И вот результат – корейский император признал, что его страна подверглась нападению Японии, и официально попросил у России защиты от агрессии. Блестящая политическая комбинация – в Уайтхолле теперь пальцы до локтей обгрызут, придумывая, как теперь вылезти из того дерьма, в которое они так неосторожно вляпались. С одной стороны, Япония воюет с двумя странами и Британия должна вступить в войну на ее стороне, с другой – именно Япония напала на обе этих страны – Россию и Корею, и, следовательно, британский флот должен оставаться в своих базах. Оскар фон Труппель усмехнулся – дебаты в британском парламенте могли затянуться не на один месяц.

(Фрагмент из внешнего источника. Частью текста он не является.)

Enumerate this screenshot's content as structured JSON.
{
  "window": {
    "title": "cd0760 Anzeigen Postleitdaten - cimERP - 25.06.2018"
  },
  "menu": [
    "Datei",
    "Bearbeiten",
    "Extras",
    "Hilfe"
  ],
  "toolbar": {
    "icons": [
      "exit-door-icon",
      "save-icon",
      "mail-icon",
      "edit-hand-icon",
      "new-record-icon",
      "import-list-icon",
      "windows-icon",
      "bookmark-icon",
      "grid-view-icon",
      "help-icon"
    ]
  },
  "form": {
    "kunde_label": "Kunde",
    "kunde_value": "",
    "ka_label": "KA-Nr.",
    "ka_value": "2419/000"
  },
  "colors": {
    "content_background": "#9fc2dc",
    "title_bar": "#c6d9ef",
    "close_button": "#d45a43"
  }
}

А на следующий после событий в Чемульпо день грозные вести пришли уже из Порт-Артура. В результате короткого, но весьма ожесточенного сражения основные силы японского флота были полностью уничтожены. По поступившим оттуда сведениям, в разыгравшемся у русской военно-морской базы сражении сам командующий японским флотом вице-адмирал Того то ли погиб, то ли тяжело ранен и попал в плен в бессознательном состоянии. По крайней мере его флагманский броненосец «Микасу» русские взяли на абордаж.

От всего произошедшего у капитана цур зее фон Труппеля голова шла кругом. Надо было отчитываться перед адмиралом Тирпицем и самим кайзером Вильгельмом II. А что им писать? Ведь не поверят. Или, что еще хуже – подумают, что губернатор Циндао повредился умом. Хотя о порт-артурских делах сейчас наверняка гремят все европейские газеты, так что пора писать рапорт, пора.

Да, надо не забыть приобщить к делу рапорт командира крейсера «Герта», несущего службу стационера в Шанхае. Он лично наблюдал за тем, как, вызволяя из ловушки канонерку «Маньчжур», русский крейсер 2-го ранга неизвестной конструкции безнаказанно расстрелял два не самых слабых японских боевых корабля.

Наконец решившись, фон Труппель достал лист бумаги. На нем он с немецкой педантичностью стал выстраивать в логическую цепочку все, что ему было известно о боевых действиях на море. «Пусть это будет черновиком, – решил фон Труппель. – Разобравшись в происходящем, мне уже будет проще составить само донесение».

Итак, что мы знаем о неизвестных русских кораблях? – Они идут в бой под Андреевским флагом, носят типичные для русского флота названия – «Москва», «Адмирал Ушаков». Кстати, один «Адмирал Ушаков» у русских уже есть – это броненосец береговой обороны, находящийся в данный момент на Балтике. Капитан цур зее сделал соответствующую запись в черновике и поставил напротив нее плюсик.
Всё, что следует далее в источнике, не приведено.